Kaldırılacak eponimlerin çoğu, Winfield Scott, John Bachman, Thomas Bewick, Thomas Say, Meriwether Lewis, William Gambel, Georg Wilhelm Steller (aynı zamanda nesli tükenen Steller’in deniz ineğinin adaşı), Alexander Wilson gibi eski zamanların beyaz adamlarına ait. , William Cooper… fikri anladınız. Bazıları kuş bilimciydi, bazıları da Konfederasyon generalleriydi. Bazıları kadındı; örneğin Anna’nın sinek kuşu, adını Fransa İmparatoriçesi Eugénie’nin saray mensubundan alıyor.

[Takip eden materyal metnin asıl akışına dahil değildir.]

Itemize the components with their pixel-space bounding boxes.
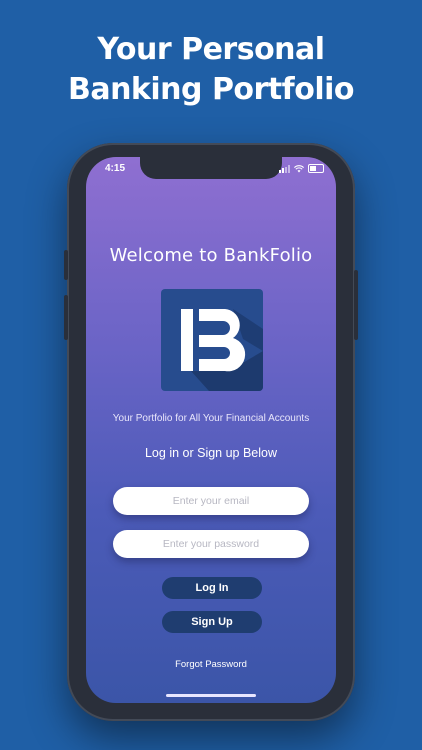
signup-button[interactable]: Sign Up: [162, 611, 262, 633]
phone-side-button: [354, 270, 358, 340]
login-button[interactable]: Log In: [162, 577, 262, 599]
wifi-icon: [294, 164, 304, 172]
signal-icon: [279, 164, 290, 173]
battery-icon: [308, 164, 324, 173]
status-icons: [279, 164, 324, 173]
password-field[interactable]: [113, 530, 309, 558]
login-prompt: Log in or Sign up Below: [144, 446, 278, 460]
welcome-title: Welcome to BankFolio: [109, 245, 313, 266]
phone-notch: [140, 157, 282, 179]
logo-b-icon: [181, 309, 263, 391]
headline-line-1: Your Personal: [97, 32, 325, 67]
tagline: Your Portfolio for All Your Financial Ac…: [112, 413, 310, 424]
forgot-password-link[interactable]: Forgot Password: [86, 659, 336, 670]
home-indicator: [166, 694, 256, 697]
promo-headline: Your Personal Banking Portfolio: [0, 30, 422, 110]
headline-line-2: Banking Portfolio: [67, 72, 355, 107]
status-time: 4:15: [105, 163, 126, 174]
bankfolio-logo: [161, 289, 263, 391]
phone-side-button: [64, 295, 68, 340]
app-screen: 4:15 Welcome to BankFolio Your Portfolio…: [86, 157, 336, 703]
phone-side-button: [64, 250, 68, 280]
email-field[interactable]: [113, 487, 309, 515]
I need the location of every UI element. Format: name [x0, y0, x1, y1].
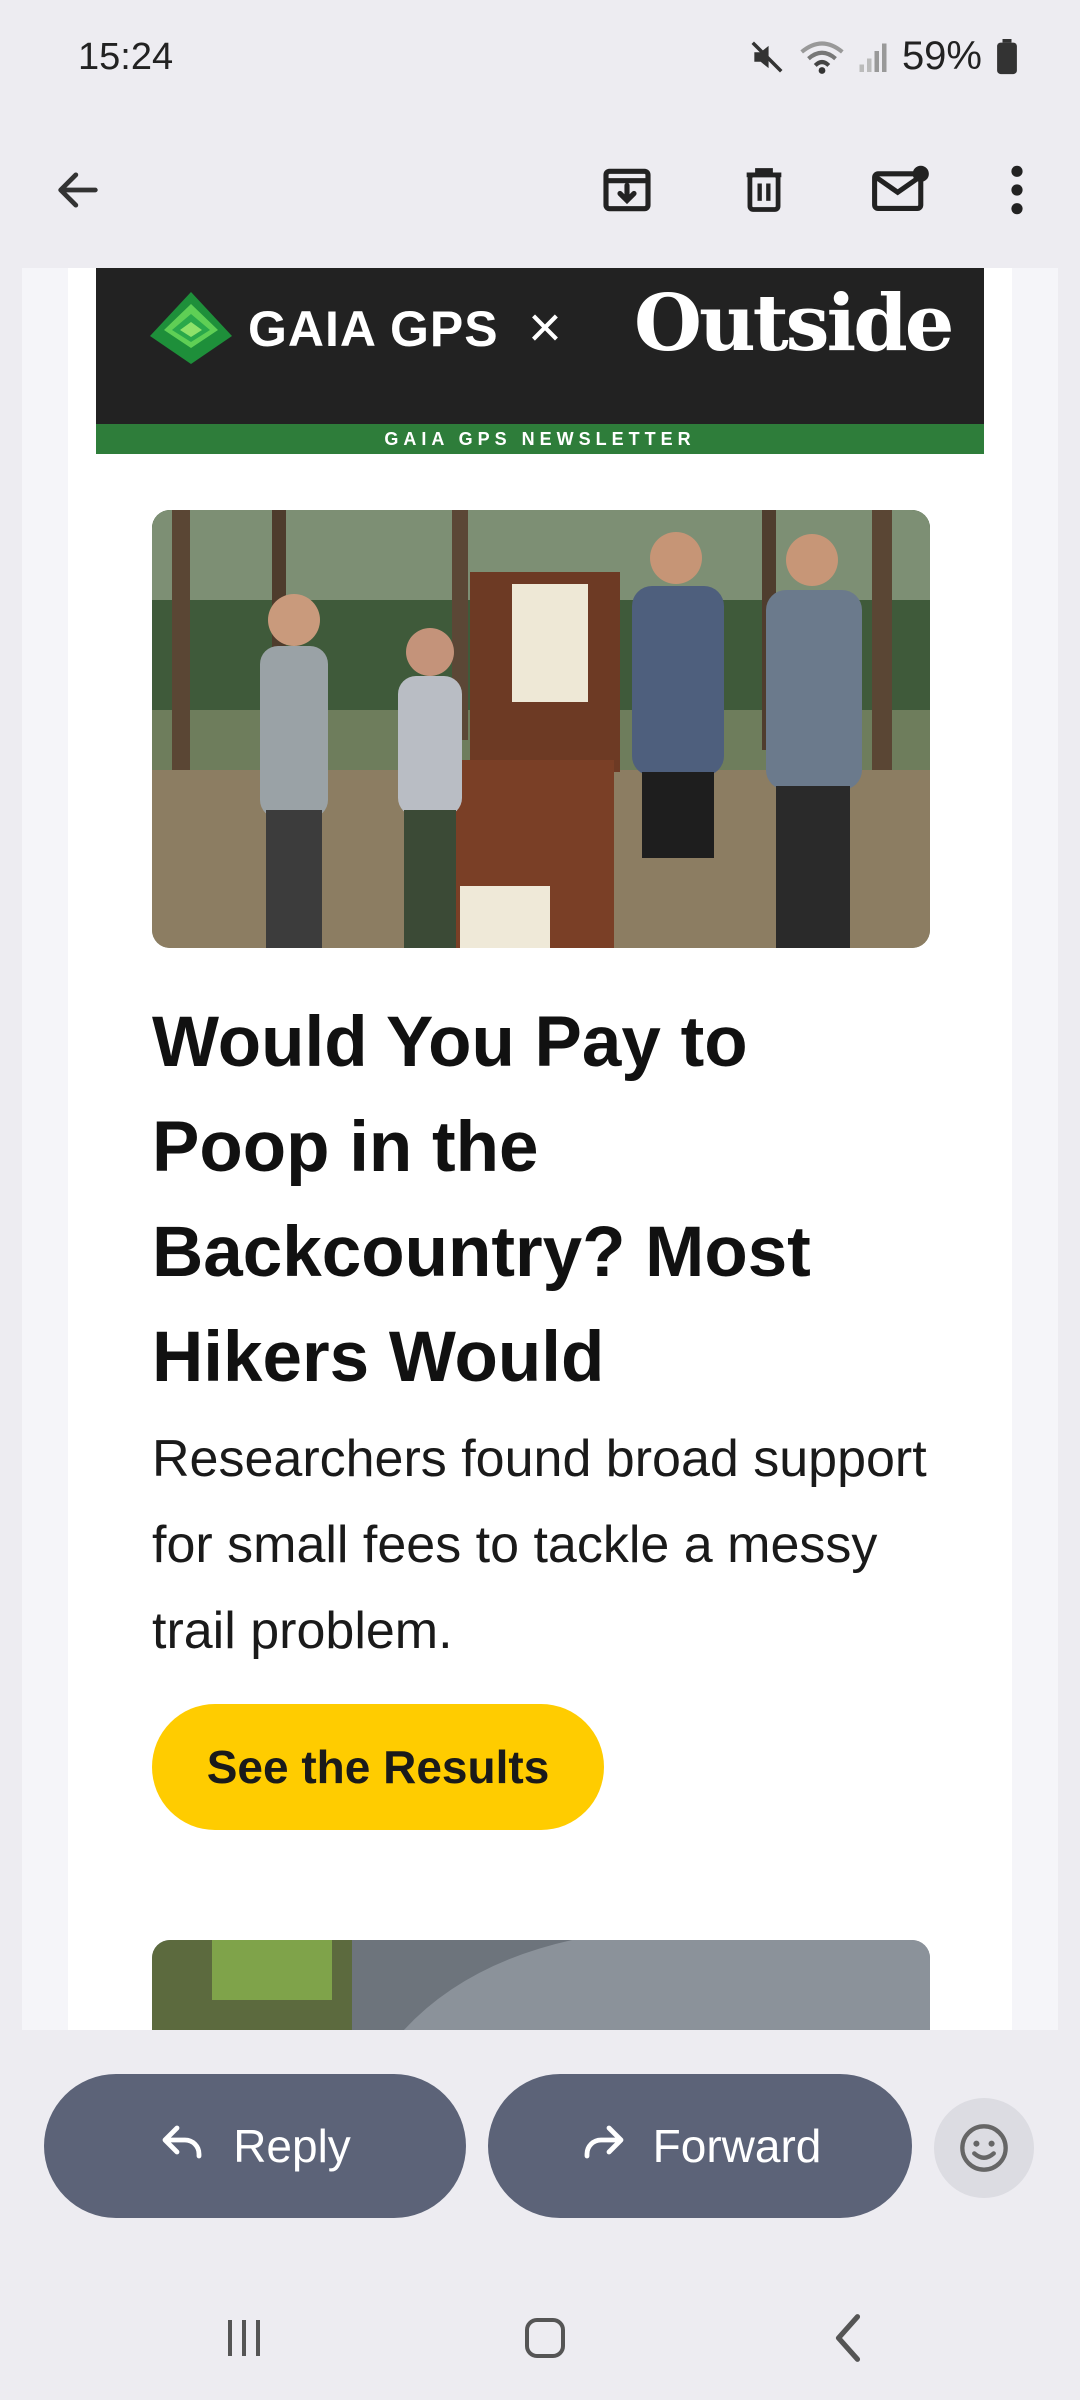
article-photo[interactable] [152, 510, 930, 948]
see-results-button[interactable]: See the Results [152, 1704, 604, 1830]
status-bar: 15:24 59% [0, 0, 1080, 110]
forward-icon [579, 2119, 627, 2173]
archive-icon[interactable] [587, 150, 667, 230]
next-article-photo[interactable] [152, 1940, 930, 2030]
gaia-logo-icon [148, 290, 234, 371]
email-toolbar [0, 110, 1080, 270]
more-options-icon[interactable] [977, 150, 1057, 230]
article-subtext: Researchers found broad support for smal… [152, 1430, 927, 1660]
home-icon[interactable] [505, 2308, 585, 2368]
newsletter-label: GAIA GPS NEWSLETTER [96, 424, 984, 454]
mute-icon [748, 38, 786, 76]
system-nav-bar [0, 2270, 1080, 2400]
battery-icon [996, 38, 1018, 75]
article-headline[interactable]: Would You Pay to Poop in the Backcountry… [152, 990, 932, 1410]
back-icon[interactable] [808, 2308, 888, 2368]
reply-icon [159, 2119, 207, 2173]
reply-button[interactable]: Reply [44, 2074, 466, 2218]
wifi-icon [800, 38, 844, 76]
gaia-gps-wordmark: GAIA GPS [248, 301, 499, 357]
newsletter-banner[interactable]: GAIA GPS × Outside GAIA GPS NEWSLETTER [96, 268, 984, 454]
signal-icon [858, 40, 888, 74]
status-icons: 59% [748, 34, 1018, 79]
mark-unread-icon[interactable] [860, 150, 940, 230]
smiley-icon[interactable] [934, 2098, 1034, 2198]
outside-wordmark: Outside [634, 278, 954, 369]
collab-separator: × [528, 295, 562, 360]
back-arrow-icon[interactable] [38, 150, 118, 230]
recents-icon[interactable] [204, 2308, 284, 2368]
forward-label: Forward [652, 2120, 822, 2172]
newsletter-card: GAIA GPS × Outside GAIA GPS NEWSLETTER W… [68, 268, 1012, 2030]
email-body[interactable]: GAIA GPS × Outside GAIA GPS NEWSLETTER W… [22, 268, 1058, 2030]
status-time: 15:24 [78, 36, 174, 78]
forward-button[interactable]: Forward [488, 2074, 912, 2218]
reply-label: Reply [233, 2120, 351, 2172]
banner-logos: GAIA GPS × Outside [96, 268, 984, 416]
delete-icon[interactable] [724, 150, 804, 230]
battery-label: 59% [901, 34, 982, 78]
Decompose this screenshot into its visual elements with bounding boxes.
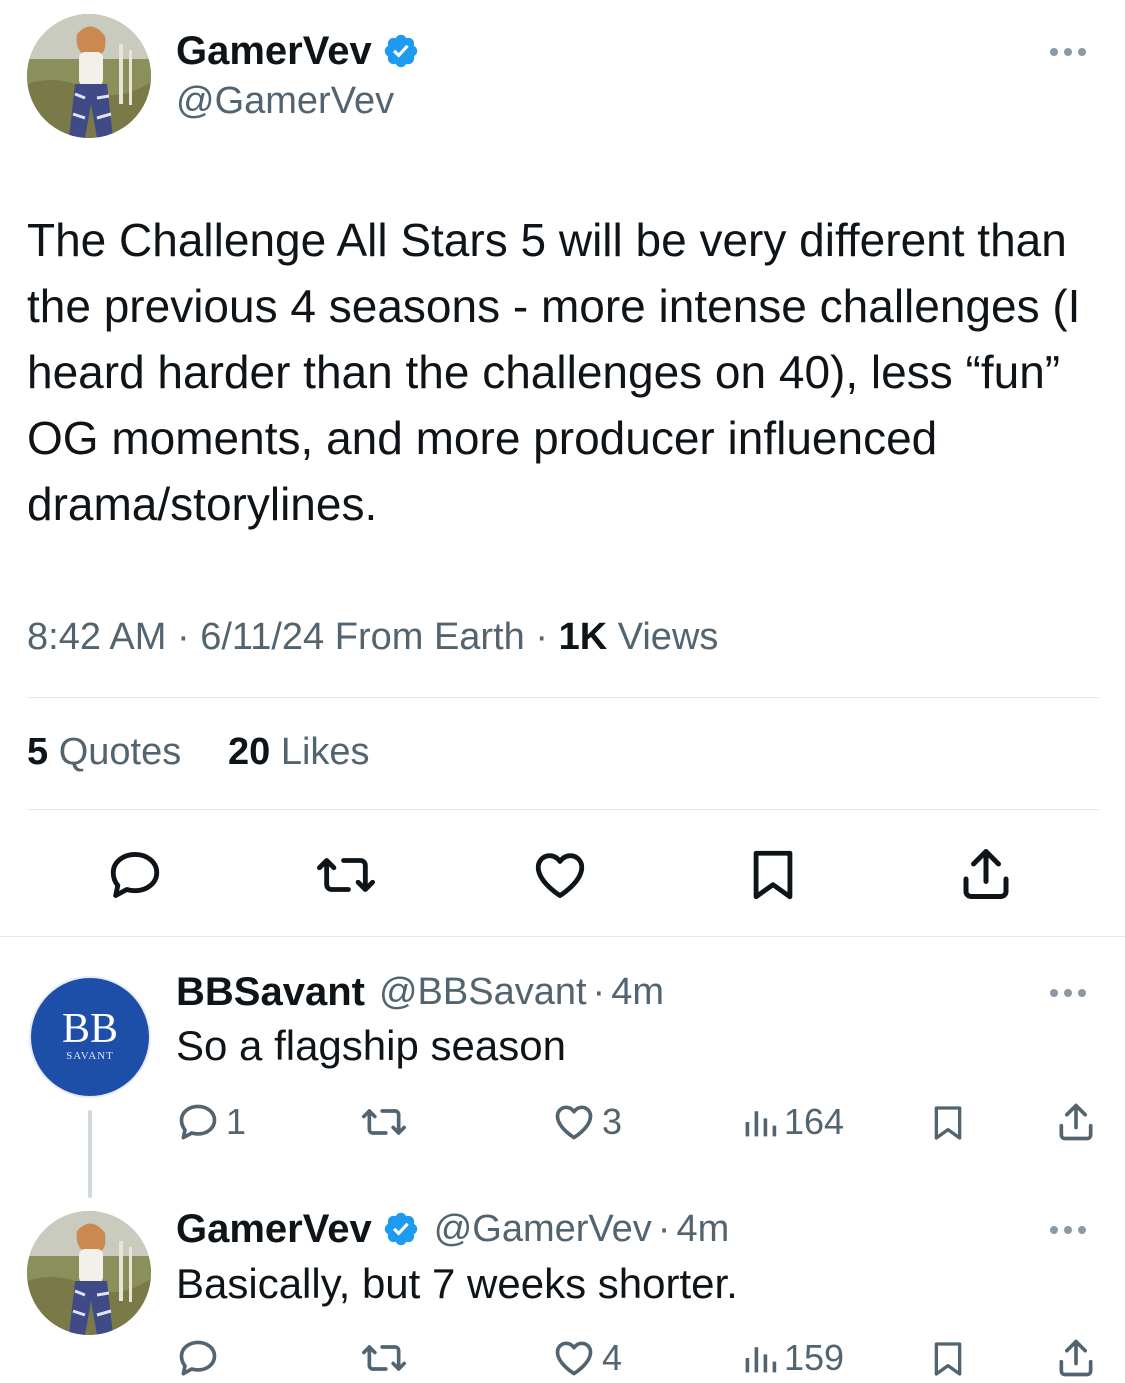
share-button[interactable] [1054, 1100, 1098, 1144]
heart-icon [535, 853, 585, 898]
bookmark-icon [934, 1106, 962, 1140]
share-icon [1059, 1103, 1093, 1141]
reply-handle[interactable]: @GamerVev [434, 1208, 652, 1251]
reply-display-name[interactable]: BBSavant [176, 970, 365, 1015]
like-count: 3 [602, 1101, 623, 1142]
views-label: Views [617, 616, 719, 658]
heart-icon [555, 1341, 593, 1376]
bookmark-button[interactable] [744, 844, 802, 906]
views-count: 1K [558, 616, 608, 658]
thread-line [88, 1110, 92, 1198]
avatar-logo-text: BB [61, 1006, 119, 1052]
bookmark-icon [934, 1342, 962, 1376]
share-icon [963, 849, 1009, 899]
main-display-name-row: GamerVev [176, 26, 420, 76]
view-count: 164 [784, 1101, 845, 1142]
quotes-stat[interactable]: 5 Quotes [27, 731, 181, 774]
view-count: 159 [784, 1337, 845, 1378]
quotes-label: Quotes [58, 731, 182, 773]
display-name[interactable]: GamerVev [176, 29, 372, 74]
like-button[interactable]: 4 [552, 1336, 622, 1380]
section-divider [0, 936, 1125, 937]
divider [27, 809, 1099, 810]
heart-icon [555, 1105, 593, 1140]
avatar-bbsavant[interactable]: BB SAVANT [29, 976, 151, 1098]
reply-handle[interactable]: @BBSavant [379, 971, 587, 1014]
views-button[interactable]: 159 [742, 1336, 844, 1380]
views-button[interactable]: 164 [742, 1100, 844, 1144]
avatar-gamervev[interactable] [27, 14, 151, 138]
reply-header: BBSavant @BBSavant · 4m [176, 969, 664, 1015]
tweet-time[interactable]: 8:42 AM [27, 616, 166, 658]
share-button[interactable] [1054, 1336, 1098, 1380]
retweet-button[interactable] [360, 1336, 414, 1380]
bookmark-button[interactable] [928, 1100, 968, 1146]
views-icon [745, 1347, 777, 1373]
verified-badge-icon [384, 1212, 417, 1246]
bookmark-icon [753, 850, 793, 900]
like-button[interactable] [530, 846, 590, 904]
main-handle[interactable]: @GamerVev [176, 80, 394, 123]
reply-button[interactable] [106, 846, 164, 904]
share-button[interactable] [956, 844, 1016, 904]
reply-count: 1 [226, 1101, 247, 1142]
bookmark-button[interactable] [928, 1336, 968, 1382]
likes-count: 20 [228, 731, 271, 773]
reply-text: Basically, but 7 weeks shorter. [176, 1260, 738, 1307]
tweet-source: From Earth [334, 616, 525, 658]
reply-text: So a flagship season [176, 1022, 566, 1069]
verified-badge-icon [384, 34, 417, 68]
views-icon [745, 1111, 777, 1137]
tweet-date[interactable]: 6/11/24 [200, 616, 324, 658]
reply-icon [179, 1104, 217, 1140]
reply-header: GamerVev @GamerVev · 4m [176, 1206, 730, 1252]
retweet-button[interactable] [314, 846, 378, 904]
like-button[interactable]: 3 [552, 1100, 622, 1144]
reply-time[interactable]: 4m [676, 1208, 729, 1251]
reply-button[interactable]: 1 [176, 1100, 246, 1144]
avatar-image [27, 1211, 151, 1335]
retweet-icon [316, 858, 375, 892]
retweet-button[interactable] [360, 1100, 414, 1144]
reply-icon [110, 852, 160, 898]
reply-display-name[interactable]: GamerVev [176, 1207, 372, 1252]
more-options-icon[interactable] [1050, 1226, 1086, 1234]
tweet-text: The Challenge All Stars 5 will be very d… [27, 214, 1081, 530]
likes-stat[interactable]: 20 Likes [228, 731, 370, 774]
avatar-gamervev[interactable] [27, 1211, 151, 1335]
retweet-icon [362, 1109, 406, 1135]
reply-time[interactable]: 4m [611, 971, 664, 1014]
more-options-icon[interactable] [1050, 989, 1086, 997]
more-options-icon[interactable] [1050, 48, 1086, 56]
quotes-count: 5 [27, 731, 49, 773]
avatar-logo-subtext: SAVANT [66, 1050, 114, 1062]
reply-button[interactable] [176, 1336, 226, 1380]
reply-icon [179, 1340, 217, 1376]
share-icon [1059, 1339, 1093, 1377]
retweet-icon [362, 1345, 406, 1371]
tweet-meta: 8:42 AM · 6/11/24 From Earth · 1K Views [27, 616, 719, 658]
avatar-image [27, 14, 151, 138]
likes-label: Likes [280, 731, 370, 773]
divider [27, 697, 1099, 698]
like-count: 4 [602, 1337, 623, 1378]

Amerikan Ornitoloji Derneği, hangi adaşın neyi, neden yaptığı ve aradan geçen onyıllar veya yüzyıllar boyunca değişen bir ahlak ve etik penceresinden kimin eylemlerinin kabul edilebilir olduğu konusunda kılları veya tüyleri ayırmak yerine bu kuşların tüm isimlerini çıkarmayı tercih etti. Komitenin tavsiyeleri de aynı şeyi ifade ediyor ve şu bulguları ortaya koyuyor: (1) “Her olaya özel bir yaklaşımın kontrol edilemez olduğunu gördük” (2) “Eponymous adlar kötü tanımlayıcılardır”, (3) “Onursal ifadelerin kullanımı başlı başına bir dışlanmayı yansıtmaktadır.” bilimsel katılım.”
Kuşların kendi adlarına konuşmasına izin vermek ve kimliklerini belirtmek daha iyidir. onların özellikler – ölü ya da diri insanların eylemleri değil.